A vida do brasileiro, que nunca foi fácil, anda cada vez mais difícil. É tanto desgosto, tanto desespero, que fica quase impossível olhar pro horizonte com o mínimo de esperança. Por obra do acaso, e dessa realidade surreal que assola Pindorama, passamos reto diante do ponto, bailamos na curva, e não nos atentamos ao beijo mais comentado de nossa terra e seu voo transatlântico. Um beijo polêmico, moribundo, dado feito esmola à beira do asfalto. Erro grave, gravíssimo.
Antes de chegar ao ósculo (ó que chique!) é necessário justificar o texto póstumo. A princípio, confesso, a ideia era passar batido pelo fato e então, com o auxílio do tempo, comentar a coisa acontecida. No entanto, algo pediu carona no meio do caminho justificando o troço todo. Algo estava parado na beira da avenida: a turma do teatro.
Ultimamente, pelo bem ou pelo mal, entre discursos inflamados e rupturas inconciliáveis, o papo da turma do teatro gira em torno de um único homem: Nelson Rodrigues. O motivo? O anúncio da adaptação para o cinema, para a televisão e para os palcos da Broadway de uma de suas obras mais interessantes e comentadas: O Beijo no Asfalto.
A JuVee Productions, cujo os sócios são a vencedora do Oscar Viola Davis e seu marido, Julius Tennon, anunciou, em parceria com a Wise Enterteinment, que tem Maurício Rodrigues, neto de Nelson, como sócio, o projeto de adaptar a peça do maior dramaturgo brasileiro para a televisão, para o cinema e os palcos: tudo isso na terra do Tio Sam. A própria atriz anunciou a empreitada em suas redes sociais, espalhando brasa e tremulando os alicerces da atualmente quase uníssona e indiscutivelmente insossa classe teatral brasileira.
A própria atriz anunciou a empreitada em suas redes sociais, espalhando brasa e tremulando os alicerces da atualmente quase uníssona e indiscutivelmente insossa classe teatral brasileira.
Apesar da produção estar engatinhando, em busca de diretores e roteiristas para assumirem as versões audiovisuais do trabalho, o anúncio caiu feito pedra lunar no solo tupiniquim. Alguns defendem que o projeto é absurdo, desagradaria o próprio autor, e está fadado ao fracasso por conta da impossibilidade de transposição da coisa para uma cultura como a norte-americana. Outros acreditam que “o rolê” é histórico, alçará a dramaturgia brazuca a outros patamares e servirá de “menu degustação” para que uma hordas de gringos passe a devorar tudo o que se produz por aqui. Sei lá, sei não.
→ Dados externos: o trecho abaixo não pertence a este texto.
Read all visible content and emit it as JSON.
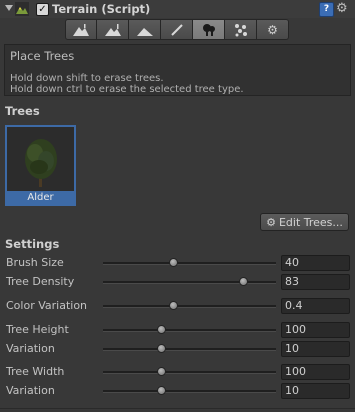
{
  "component": {
    "title": "Terrain (Script)",
    "enabled": true,
    "enabled_glyph": "✓",
    "help_glyph": "?",
    "menu_glyph": "⚙"
  },
  "toolbar": {
    "tools": [
      {
        "name": "raise-lower-terrain-icon",
        "glyph": "▲"
      },
      {
        "name": "paint-height-icon",
        "glyph": "▲"
      },
      {
        "name": "smooth-height-icon",
        "glyph": "▲"
      },
      {
        "name": "paint-texture-icon",
        "glyph": "✎"
      },
      {
        "name": "place-trees-icon",
        "glyph": "♣",
        "active": true
      },
      {
        "name": "paint-details-icon",
        "glyph": "✿"
      },
      {
        "name": "terrain-settings-icon",
        "glyph": "⚙"
      }
    ]
  },
  "help": {
    "title": "Place Trees",
    "line1": "Hold down shift to erase trees.",
    "line2": "Hold down ctrl to erase the selected tree type."
  },
  "trees": {
    "section_label": "Trees",
    "items": [
      {
        "label": "Alder",
        "selected": true
      }
    ],
    "edit_button": "Edit Trees...",
    "edit_glyph": "⚙"
  },
  "settings": {
    "section_label": "Settings",
    "brush_size": {
      "label": "Brush Size",
      "value": "40",
      "fraction": 0.4
    },
    "tree_density": {
      "label": "Tree Density",
      "value": "83",
      "fraction": 0.83
    },
    "color_variation": {
      "label": "Color Variation",
      "value": "0.4",
      "fraction": 0.4
    },
    "tree_height": {
      "label": "Tree Height",
      "value": "100",
      "fraction": 0.33
    },
    "height_variation": {
      "label": "Variation",
      "value": "10",
      "fraction": 0.33
    },
    "tree_width": {
      "label": "Tree Width",
      "value": "100",
      "fraction": 0.33
    },
    "width_variation": {
      "label": "Variation",
      "value": "10",
      "fraction": 0.33
    }
  },
  "colors": {
    "accent": "#3d6aa6",
    "panel": "#383838"
  }
}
Se é inegável que, por onde quer que seja montada, a obra monumental de Nelson fará barulho, é também inegável que os caninos ianques tem, por hábito e cretinice, o desejo de abocanhar apenas nossas riquezas naturais e a pouca carne de nossa gente. Triste povo brasileiro.
Pois bem, na maior cara de pau, do alto do muro dos isentões, decidiu-se por aqui, pelo bem de todos, a não entrar em mérito algum da questão, pra não correr o risco de pender prum lado ou proutro, afinal, como nos ensinou Nelson, toda unanimidade é burra. Burríssima.
A única opinião possível, e essa é inconteste, ouvida de ambos os lados, é a seguinte: em meio a tanta vergonha internacional promovida por presidente, prole e ministros, é um afago ao ego nacional, e a todo o povo brasileiro, ver um conterrâneo brilhar por conta de sua obra, magnífica, em solo estrangeiro. Só por isso, e só por hoje, vislumbrando os horrores que só o amanhã do brasileiro esconde, é preciso: obrigado, Nelson. Obrigado por esse descanso na ruína. Arrebenta por lá, irmão, e vinga a vergonha dessa nossa brava gente.